Travail saisonnier en Italie : un tribunal refuse le titre de séjour pour recherche d’emploi lorsque le travail n’a jamais commencé

Une récente décision du Tribunal administratif régional d’Émilie-Romagne met en lumière une question particulièrement sensible du droit de l’immigration italien : qu’advient-il d’un travailleur étranger qui entre légalement en Italie pour occuper un emploi saisonnier mais qui découvre, une fois sur place, que l’employeur est introuvable ?

L’affaire concernait deux ressortissants étrangers qui avaient obtenu un visa d’entrée régulier dans le cadre du système italien des quotas d’immigration pour travail saisonnier. Leur arrivée en Italie reposait sur une autorisation de travail délivrée à la demande d’un employeur du secteur agricole.

Cependant, après leur arrivée, les travailleurs ont constaté que l’employeur ayant sollicité leur recrutement était devenu injoignable. Le contrat de séjour n’a jamais été signé et la relation de travail n’a jamais pu être mise en œuvre.

Estimant ne pas être responsables de cette situation, les intéressés ont demandé la délivrance d’un titre de séjour pour recherche d’emploi afin de pouvoir rester légalement en Italie et chercher un nouvel employeur.

L’administration a rejeté leur demande, décision ensuite confirmée par le Tribunal administratif.

Selon les juges, le titre de séjour pour recherche d’emploi est destiné à protéger les travailleurs qui ont déjà exercé une activité professionnelle et qui perdent ensuite leur emploi pour des raisons indépendantes de leur volonté. En revanche, lorsque la relation de travail n’a jamais été effectivement établie, les conditions prévues par la loi ne sont pas remplies.

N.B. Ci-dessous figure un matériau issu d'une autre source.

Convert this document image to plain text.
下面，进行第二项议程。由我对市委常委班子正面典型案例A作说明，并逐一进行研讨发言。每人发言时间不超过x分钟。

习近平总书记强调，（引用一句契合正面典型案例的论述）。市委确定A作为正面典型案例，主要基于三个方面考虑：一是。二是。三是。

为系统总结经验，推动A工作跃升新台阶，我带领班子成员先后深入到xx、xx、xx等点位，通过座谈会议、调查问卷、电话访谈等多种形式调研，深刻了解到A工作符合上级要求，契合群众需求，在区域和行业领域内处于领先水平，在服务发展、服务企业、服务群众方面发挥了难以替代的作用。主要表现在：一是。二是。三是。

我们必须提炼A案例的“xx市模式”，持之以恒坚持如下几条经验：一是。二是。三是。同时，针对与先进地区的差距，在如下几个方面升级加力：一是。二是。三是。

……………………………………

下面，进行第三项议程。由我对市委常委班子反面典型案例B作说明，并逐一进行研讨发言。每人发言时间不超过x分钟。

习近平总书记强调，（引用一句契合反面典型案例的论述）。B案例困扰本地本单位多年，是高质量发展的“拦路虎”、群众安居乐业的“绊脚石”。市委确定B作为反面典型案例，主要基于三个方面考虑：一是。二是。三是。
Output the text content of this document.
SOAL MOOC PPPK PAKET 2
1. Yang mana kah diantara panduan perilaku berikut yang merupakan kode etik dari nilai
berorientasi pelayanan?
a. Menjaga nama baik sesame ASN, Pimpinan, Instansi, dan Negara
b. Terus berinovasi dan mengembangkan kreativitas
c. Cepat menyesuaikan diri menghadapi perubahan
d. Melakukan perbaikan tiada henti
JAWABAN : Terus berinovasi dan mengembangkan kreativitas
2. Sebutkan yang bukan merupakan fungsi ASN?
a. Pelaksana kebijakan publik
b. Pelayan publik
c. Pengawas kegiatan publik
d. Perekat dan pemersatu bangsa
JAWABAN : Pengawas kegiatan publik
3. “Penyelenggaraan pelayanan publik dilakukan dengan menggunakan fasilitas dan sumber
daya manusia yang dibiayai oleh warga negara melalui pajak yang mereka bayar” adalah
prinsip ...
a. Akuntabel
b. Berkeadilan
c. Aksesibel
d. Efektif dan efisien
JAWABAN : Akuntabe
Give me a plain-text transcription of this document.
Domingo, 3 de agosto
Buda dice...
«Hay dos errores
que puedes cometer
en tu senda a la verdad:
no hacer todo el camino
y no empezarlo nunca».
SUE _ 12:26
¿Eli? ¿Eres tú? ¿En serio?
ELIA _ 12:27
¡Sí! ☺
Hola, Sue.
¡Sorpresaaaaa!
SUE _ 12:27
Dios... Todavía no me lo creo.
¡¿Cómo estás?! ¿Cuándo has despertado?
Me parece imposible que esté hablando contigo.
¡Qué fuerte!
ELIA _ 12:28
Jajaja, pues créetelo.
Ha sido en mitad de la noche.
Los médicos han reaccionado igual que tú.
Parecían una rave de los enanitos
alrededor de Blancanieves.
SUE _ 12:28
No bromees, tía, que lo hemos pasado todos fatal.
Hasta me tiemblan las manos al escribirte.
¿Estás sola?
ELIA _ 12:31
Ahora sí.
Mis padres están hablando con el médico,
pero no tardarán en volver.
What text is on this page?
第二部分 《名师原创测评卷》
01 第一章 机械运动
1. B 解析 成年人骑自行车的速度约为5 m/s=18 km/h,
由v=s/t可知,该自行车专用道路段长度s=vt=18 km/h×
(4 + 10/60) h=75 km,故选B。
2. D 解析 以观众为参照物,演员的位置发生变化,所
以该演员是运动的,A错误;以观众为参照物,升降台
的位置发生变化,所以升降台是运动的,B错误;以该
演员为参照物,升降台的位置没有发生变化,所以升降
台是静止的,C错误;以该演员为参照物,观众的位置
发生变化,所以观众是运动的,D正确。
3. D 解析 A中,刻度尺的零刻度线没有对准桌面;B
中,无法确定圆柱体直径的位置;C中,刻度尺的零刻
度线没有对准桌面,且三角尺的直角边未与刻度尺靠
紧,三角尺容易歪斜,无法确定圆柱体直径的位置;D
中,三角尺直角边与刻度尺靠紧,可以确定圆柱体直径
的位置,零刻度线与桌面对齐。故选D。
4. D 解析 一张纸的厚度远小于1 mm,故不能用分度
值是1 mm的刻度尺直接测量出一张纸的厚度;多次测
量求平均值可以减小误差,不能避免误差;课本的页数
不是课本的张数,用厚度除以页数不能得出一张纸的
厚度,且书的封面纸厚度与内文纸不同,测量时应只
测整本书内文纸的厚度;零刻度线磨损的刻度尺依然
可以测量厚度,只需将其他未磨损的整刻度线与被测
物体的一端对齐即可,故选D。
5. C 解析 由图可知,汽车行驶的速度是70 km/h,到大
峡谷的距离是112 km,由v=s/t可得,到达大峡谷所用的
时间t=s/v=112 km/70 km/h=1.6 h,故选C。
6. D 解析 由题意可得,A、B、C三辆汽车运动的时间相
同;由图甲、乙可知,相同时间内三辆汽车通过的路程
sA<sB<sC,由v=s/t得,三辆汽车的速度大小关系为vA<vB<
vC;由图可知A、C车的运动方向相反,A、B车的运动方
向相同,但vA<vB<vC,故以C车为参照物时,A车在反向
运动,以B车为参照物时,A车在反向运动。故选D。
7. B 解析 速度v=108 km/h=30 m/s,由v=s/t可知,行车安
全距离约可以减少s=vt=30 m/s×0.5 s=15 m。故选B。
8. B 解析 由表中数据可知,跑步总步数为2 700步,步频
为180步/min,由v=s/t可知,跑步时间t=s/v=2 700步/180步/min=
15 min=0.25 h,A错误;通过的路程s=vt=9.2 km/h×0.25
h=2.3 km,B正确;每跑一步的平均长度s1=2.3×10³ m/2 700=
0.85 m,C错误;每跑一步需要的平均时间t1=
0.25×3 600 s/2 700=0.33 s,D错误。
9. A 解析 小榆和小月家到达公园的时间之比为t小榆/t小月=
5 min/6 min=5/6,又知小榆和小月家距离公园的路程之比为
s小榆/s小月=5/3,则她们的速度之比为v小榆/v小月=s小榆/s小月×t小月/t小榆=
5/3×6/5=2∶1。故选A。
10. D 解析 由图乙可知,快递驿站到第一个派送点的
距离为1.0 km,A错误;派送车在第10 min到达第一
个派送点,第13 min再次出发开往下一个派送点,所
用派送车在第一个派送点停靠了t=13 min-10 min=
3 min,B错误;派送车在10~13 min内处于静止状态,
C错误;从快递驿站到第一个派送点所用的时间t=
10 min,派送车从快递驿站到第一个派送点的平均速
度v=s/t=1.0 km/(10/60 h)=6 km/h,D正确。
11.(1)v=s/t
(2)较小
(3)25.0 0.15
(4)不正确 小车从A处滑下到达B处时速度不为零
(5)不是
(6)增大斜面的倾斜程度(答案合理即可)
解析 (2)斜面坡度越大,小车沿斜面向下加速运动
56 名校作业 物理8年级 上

Le tribunal a ainsi souligné qu’il existe une différence fondamentale entre la perte d’un emploi existant et l’absence totale de commencement de la relation de travail. Cette distinction, bien que technique, s’avère déterminante dans l’application de la législation italienne sur l’immigration.

Cette décision illustre la rigueur du cadre juridique actuellement en vigueur. Elle met également en évidence une situation de vulnérabilité pour les travailleurs étrangers qui respectent l’ensemble des procédures légales d’entrée sur le territoire italien mais qui se retrouvent sans protection lorsque l’employeur ne respecte pas ses engagements.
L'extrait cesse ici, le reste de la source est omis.